Yo. Queen of the South is a USA show about the rise of a drug queen from Mexico. It stars Alice Braga and is on now. Based on a book.
Dude this one is good. It's fast paced and blunt, wasting no time in getting us into the story. Her acting is great and most of the rest do well. It's unpredictable and full of what may or may not be the way a drug kingpin is born, but it's believable. It's one of those stories that sucks us in and makes us want to be a part of it, until the bullets go through a guy's head.
The bottom line is I can safely recommend if you want fun action that's smart. It's a power struggle at it's core, as the drug family she's from ends up in politics. But it's also full of human moments, not painting her as a hero or a villain but a tough woman in a very tough situation. She makes it tougher. It's not a mystery what's going to happen to a person who goes after money and power for selfish reasons but what I liked about this is it shows us ourselves. First we want a little. Then we want it all. Then we lose it all. Then we climb back and do the same thing again. Great writing and insight and for this guy that's an easy sell. Everything about the show smacks of sincerity, like they want to do it, not that a producer is paying them to. Big recommendation.
Quote of the Day: Over the east mountain..over the west mountain..comes...a rabbit.-RAN (1985)
Sundown. 30 days of Night is the vampire film from a few years ago (2000 I believe) about a small town in Alaska that is besieged by hungry vampires for the 30 days they go without sun every year. It stars Josh Hartnett, Melissa George and Danny Huston. It's based on a graphic novel.
I like this movie quite a bit. It's good to look at, well paced and the acting isn't bad at all. The writing is a little strange probably because they went directly from the graphic novel, I'm not sure if they had a script writer do it. It sounds like a graphic novel. It works though, just a little crude in the dialogue. But the plot and structure are just fine. Although it's not black and white the entire film is set in a remote, snowy town, mostly at night, so the color we see is red.
Unlike Interview this movie won't make you want to be a vampire, unless you want to rip people's heads off. The acting on the part of the victims is just great, real fear and terror as well as courage and intelligence. Fantastic supporting performance by Ben Foster as the "helper" of the vampires. And I loved the ending. I've seen this film many times and I think for me it's stood the test of time. I've never seen any other vampire movies like it, but in case you're wondering the sequel was awful.
Quote of The Day: The deeper you get, the sweeter the pain. Don't give up the game until your heart stops beating.-New Order
Hiya. So Do The Right Thing is Spike Lee's best movie. Yes. By far, and the rest of his stuff is great too, except Summer of Sam. In 1989 it wasn't even nominated for best picture. You could just say "racism" or you could say Hollywood doesn't nominate art, or at least they used not to. I believe Field of Dreams won that year. Hey that's a good flick, this is a great one.

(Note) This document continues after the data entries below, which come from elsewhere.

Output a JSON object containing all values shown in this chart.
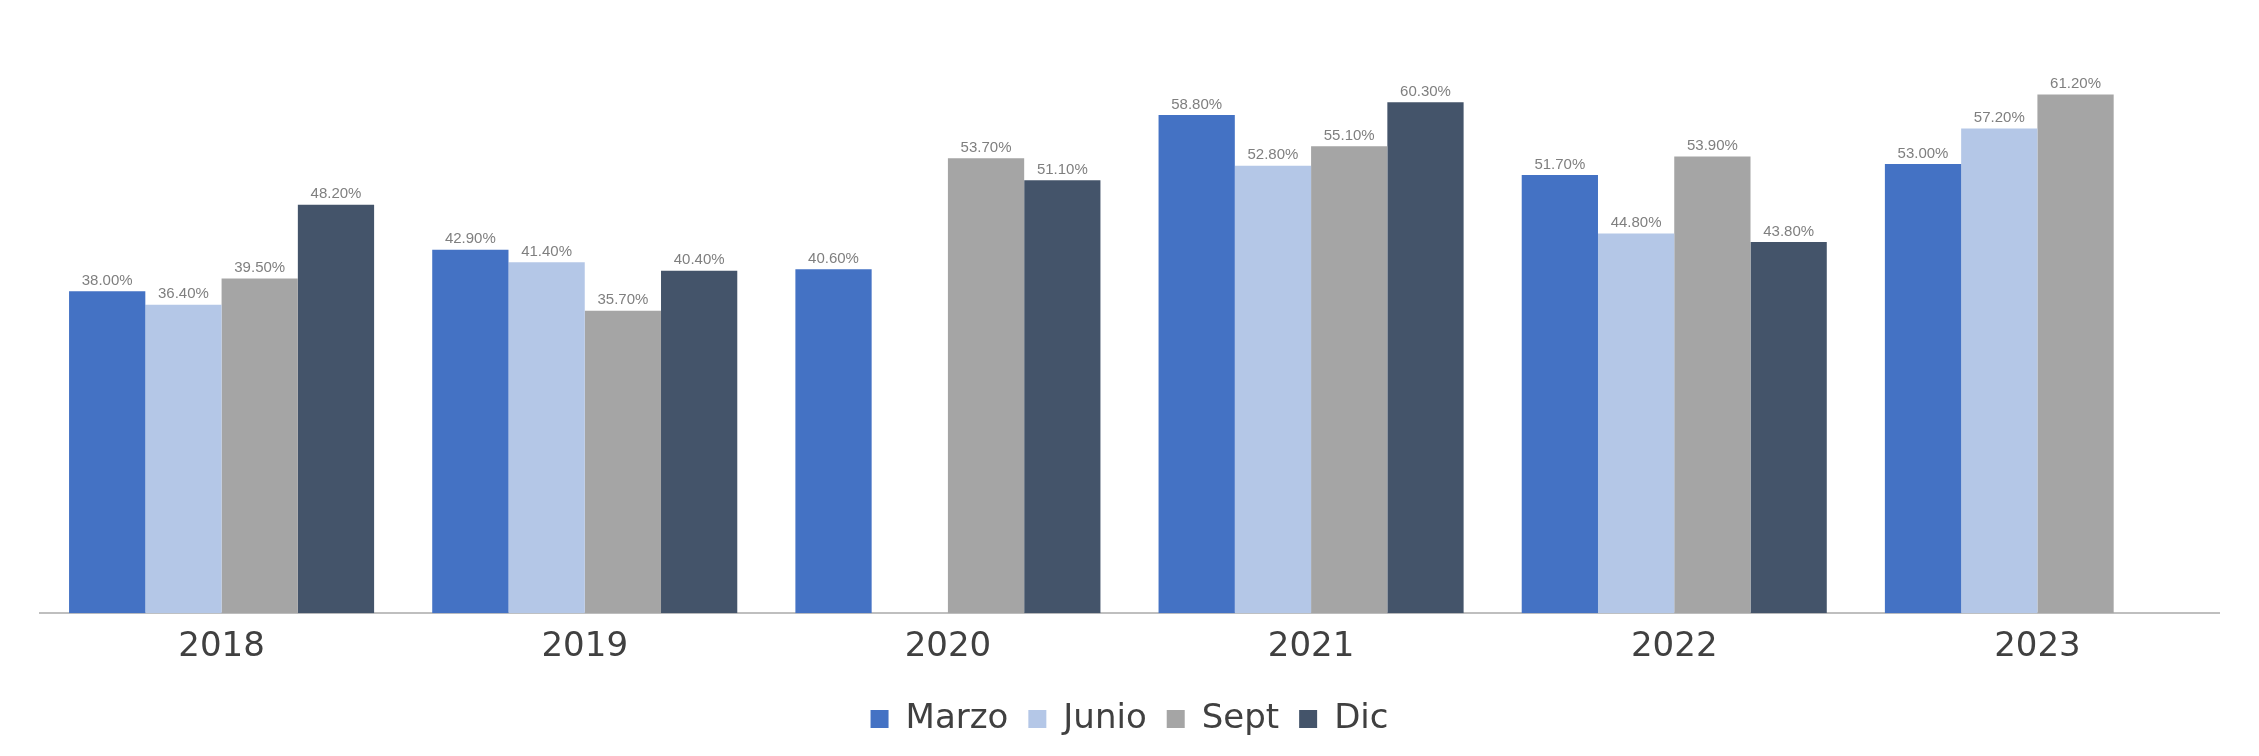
{
  "chart_data": {
    "type": "bar",
    "categories": [
      "2018",
      "2019",
      "2020",
      "2021",
      "2022",
      "2023"
    ],
    "tick_labels": "x",
    "grid": false,
    "legend": "bottom",
    "series": [
      {
        "name": "Marzo",
        "color": "#4472c4",
        "values": [
          38.0,
          42.9,
          40.6,
          58.8,
          51.7,
          53.0
        ],
        "value_labels": [
          "38.00%",
          "42.90%",
          "40.60%",
          "58.80%",
          "51.70%",
          "53.00%"
        ]
      },
      {
        "name": "Junio",
        "color": "#b4c7e7",
        "values": [
          36.4,
          41.4,
          null,
          52.8,
          44.8,
          57.2
        ],
        "value_labels": [
          "36.40%",
          "41.40%",
          null,
          "52.80%",
          "44.80%",
          "57.20%"
        ]
      },
      {
        "name": "Sept",
        "color": "#a5a5a5",
        "values": [
          39.5,
          35.7,
          53.7,
          55.1,
          53.9,
          61.2
        ],
        "value_labels": [
          "39.50%",
          "35.70%",
          "53.70%",
          "55.10%",
          "53.90%",
          "61.20%"
        ]
      },
      {
        "name": "Dic",
        "color": "#44546a",
        "values": [
          48.2,
          40.4,
          51.1,
          60.3,
          43.8,
          null
        ],
        "value_labels": [
          "48.20%",
          "40.40%",
          "51.10%",
          "60.30%",
          "43.80%",
          null
        ]
      }
    ]
  }
}
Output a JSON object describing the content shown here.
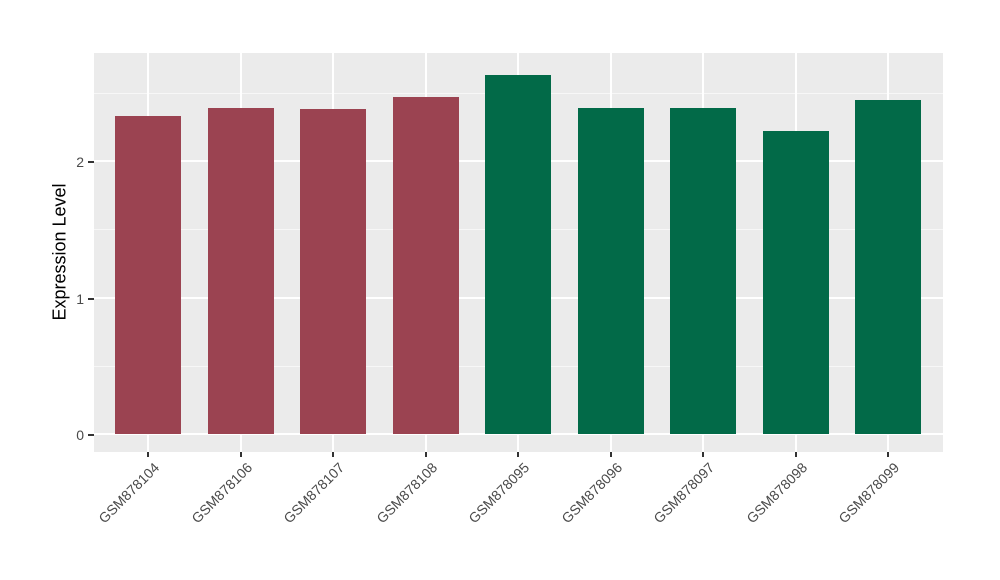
{
  "chart_data": {
    "type": "bar",
    "title": "",
    "ylabel": "Expression Level",
    "xlabel": "",
    "categories": [
      "GSM878104",
      "GSM878106",
      "GSM878107",
      "GSM878108",
      "GSM878095",
      "GSM878096",
      "GSM878097",
      "GSM878098",
      "GSM878099"
    ],
    "values": [
      2.33,
      2.39,
      2.38,
      2.47,
      2.63,
      2.39,
      2.39,
      2.22,
      2.45
    ],
    "bar_colors": [
      "#9B4351",
      "#9B4351",
      "#9B4351",
      "#9B4351",
      "#026A48",
      "#026A48",
      "#026A48",
      "#026A48",
      "#026A48"
    ],
    "y_ticks": [
      0,
      1,
      2
    ],
    "y_minor_ticks": [
      0.5,
      1.5,
      2.5
    ],
    "ylim": [
      -0.13,
      2.79
    ],
    "x_label_rotation": 45,
    "legend_position": "none",
    "grid": "on",
    "panel_bg": "#EBEBEB",
    "grid_color": "#FFFFFF",
    "axis_text_color": "#4A4A4A"
  }
}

The story is about one day in the life of a block in the Bed Sty neighborhood of NY City. We follow Mookie, a pizza delivery guy who makes a couple hundred a week. The pizzeria as you might imagine owned by Italians, the cops are Irish and the convenience store is run by I believe Koreans. It all takes place in the middle of a super hot NY summer. As a kid watching it I loved the headline on one of the papers: "Helter Swelter."
Mookie however doesn't get all the screen time and I wouldn't call him a protagonist in the strictest sense of the word. It's not an arc or an answered question, but it strips the glamour off the screen at a time when everything was marketing and plastic, in the movies and in general. It's a photograph, a time capsule if you will of life and racism in 80s NY. Everything is gritty and real, all the actors are invisible. To this day I can't tell the extras who would be from there from the talent that he must have brought in. Samuel Jackson was not famous yet, he plays the local Radio Host. The Latino crew is there drinking beer, and "Radio Raheem" has music battle with them. You can feel the tension bubbling up in every scene, as people with nothing stare up at people with lives.
Do The Right Thing doesn't preach a simple message, it paints a complicated picture and shows the hate that poverty and racism can induce, but also humanity at some of it's most noble.
Quote of the Day: Long live the Prince.